Someone somewhere embarked on a critical mission and dedicated hours, maybe years, of their life to successfully inventing a resealable chocolate bar wrapper.

I must have missed the announcement. Did important people the world over identify a need for such a thing? Does the inventor not know that the average chocolate bar eater consumes the whole darned outfit in one sitting usually lasting about 30 seconds?

We chocoholics do not squirrel our treasures away and portion ourselves out one little square of creamy goodness every day. Five hefty chomps and the whole silly thing is gone, as it should be.
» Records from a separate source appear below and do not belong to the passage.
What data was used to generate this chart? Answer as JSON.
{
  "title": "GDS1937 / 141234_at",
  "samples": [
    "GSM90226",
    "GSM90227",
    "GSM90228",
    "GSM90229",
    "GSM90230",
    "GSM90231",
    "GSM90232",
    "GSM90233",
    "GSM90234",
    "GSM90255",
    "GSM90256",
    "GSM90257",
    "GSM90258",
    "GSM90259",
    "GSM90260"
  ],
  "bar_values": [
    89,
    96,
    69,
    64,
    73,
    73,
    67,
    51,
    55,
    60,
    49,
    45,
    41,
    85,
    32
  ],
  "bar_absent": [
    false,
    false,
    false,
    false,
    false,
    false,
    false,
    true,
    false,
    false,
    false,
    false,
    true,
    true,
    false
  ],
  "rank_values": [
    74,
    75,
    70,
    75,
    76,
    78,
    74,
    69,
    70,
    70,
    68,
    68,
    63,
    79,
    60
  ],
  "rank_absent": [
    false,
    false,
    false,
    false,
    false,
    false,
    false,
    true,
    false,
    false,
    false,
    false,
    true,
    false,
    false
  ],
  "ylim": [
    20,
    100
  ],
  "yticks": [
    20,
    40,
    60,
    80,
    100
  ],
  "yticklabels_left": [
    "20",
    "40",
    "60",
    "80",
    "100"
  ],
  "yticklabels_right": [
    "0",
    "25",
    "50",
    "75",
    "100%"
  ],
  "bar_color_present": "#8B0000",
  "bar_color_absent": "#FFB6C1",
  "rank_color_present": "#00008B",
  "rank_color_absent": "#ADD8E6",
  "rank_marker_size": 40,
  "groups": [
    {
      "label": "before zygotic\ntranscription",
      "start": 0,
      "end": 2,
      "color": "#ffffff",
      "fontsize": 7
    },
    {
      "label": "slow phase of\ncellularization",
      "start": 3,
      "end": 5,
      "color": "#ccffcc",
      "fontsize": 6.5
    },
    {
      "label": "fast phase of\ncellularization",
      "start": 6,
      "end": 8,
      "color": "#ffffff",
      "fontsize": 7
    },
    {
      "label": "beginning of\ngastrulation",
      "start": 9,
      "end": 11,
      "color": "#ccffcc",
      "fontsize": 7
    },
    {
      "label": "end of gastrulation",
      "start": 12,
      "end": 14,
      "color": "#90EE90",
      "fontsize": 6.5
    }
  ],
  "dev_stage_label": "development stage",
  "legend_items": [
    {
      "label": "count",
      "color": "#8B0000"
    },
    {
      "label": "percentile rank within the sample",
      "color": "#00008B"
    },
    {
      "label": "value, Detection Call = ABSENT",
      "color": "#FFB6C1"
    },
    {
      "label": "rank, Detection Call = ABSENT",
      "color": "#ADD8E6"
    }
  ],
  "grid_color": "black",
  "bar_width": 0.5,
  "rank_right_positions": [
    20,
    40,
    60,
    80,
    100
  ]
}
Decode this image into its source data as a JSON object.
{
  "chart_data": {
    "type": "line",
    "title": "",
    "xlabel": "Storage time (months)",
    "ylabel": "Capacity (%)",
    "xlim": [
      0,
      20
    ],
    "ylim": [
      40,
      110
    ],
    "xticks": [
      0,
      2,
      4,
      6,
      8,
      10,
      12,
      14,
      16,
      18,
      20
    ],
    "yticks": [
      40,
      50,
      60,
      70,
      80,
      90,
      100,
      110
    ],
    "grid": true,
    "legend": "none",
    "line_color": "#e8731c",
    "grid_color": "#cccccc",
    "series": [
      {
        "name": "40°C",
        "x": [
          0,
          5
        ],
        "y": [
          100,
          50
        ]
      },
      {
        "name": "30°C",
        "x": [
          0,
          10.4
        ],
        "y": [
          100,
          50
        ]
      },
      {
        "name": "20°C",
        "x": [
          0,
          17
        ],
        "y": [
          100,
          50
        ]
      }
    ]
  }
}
I would say a person who reseals chocolate bars for future consumption needs to get themselves to a psychiatrist right away as there are obviously some childhood potty training issues to be worked out.

So, instead of curing cancer, someone spent a year or two of their life coming up with a resealable wrapper.

I could ignore this (and maybe I should have) except for the fact that you have to have the skill and precision of a diamond cutter to open the freakin’ thing. This is not a boycott, but I have to stop buying these stupid bars as I cannot afford the frustration level involved in opening them.

Some day I will tell you about how things were in the good old days but for now I am busy picking away at this little wrapper like a gerbil with a sunflower seed, except I expect the gerbil is making more progress than I am.

I just hope that other important advances in the preservation of sweet treats, such as mini freezers for keeping partially eaten ice cream cones alive and something to extend the life cycle of chewing gum are also keeping scientists in their labs at night, burning the midnight oil.

©2013 Jim Hagarty

Author: Jim Hagarty

I am a 72-year-old retired journalist, busy recovering from a lifelong career as an unretired journalist. This year marks a half century of my scratching out little fables about life. My interests include genealogy, humour and music. I live in a little blue shack in Canada and spend most of my time trying to stay out of trouble. I am not that good at it. I also spent years teaching journalism. Poor state of journalism today: My fault. I have a family I don't deserve, a dog that adores me, and two cars the junk yard refuses to accept. My prized possessions include my old guitar and a razor my Dad gave me when I was 14 and which I still use when I bother to shave. Oh, and my great-great-grandfather's blackthorn stick he brought from Ireland in the 1850s. I have only one opinion but it is a good one: People take too many showers.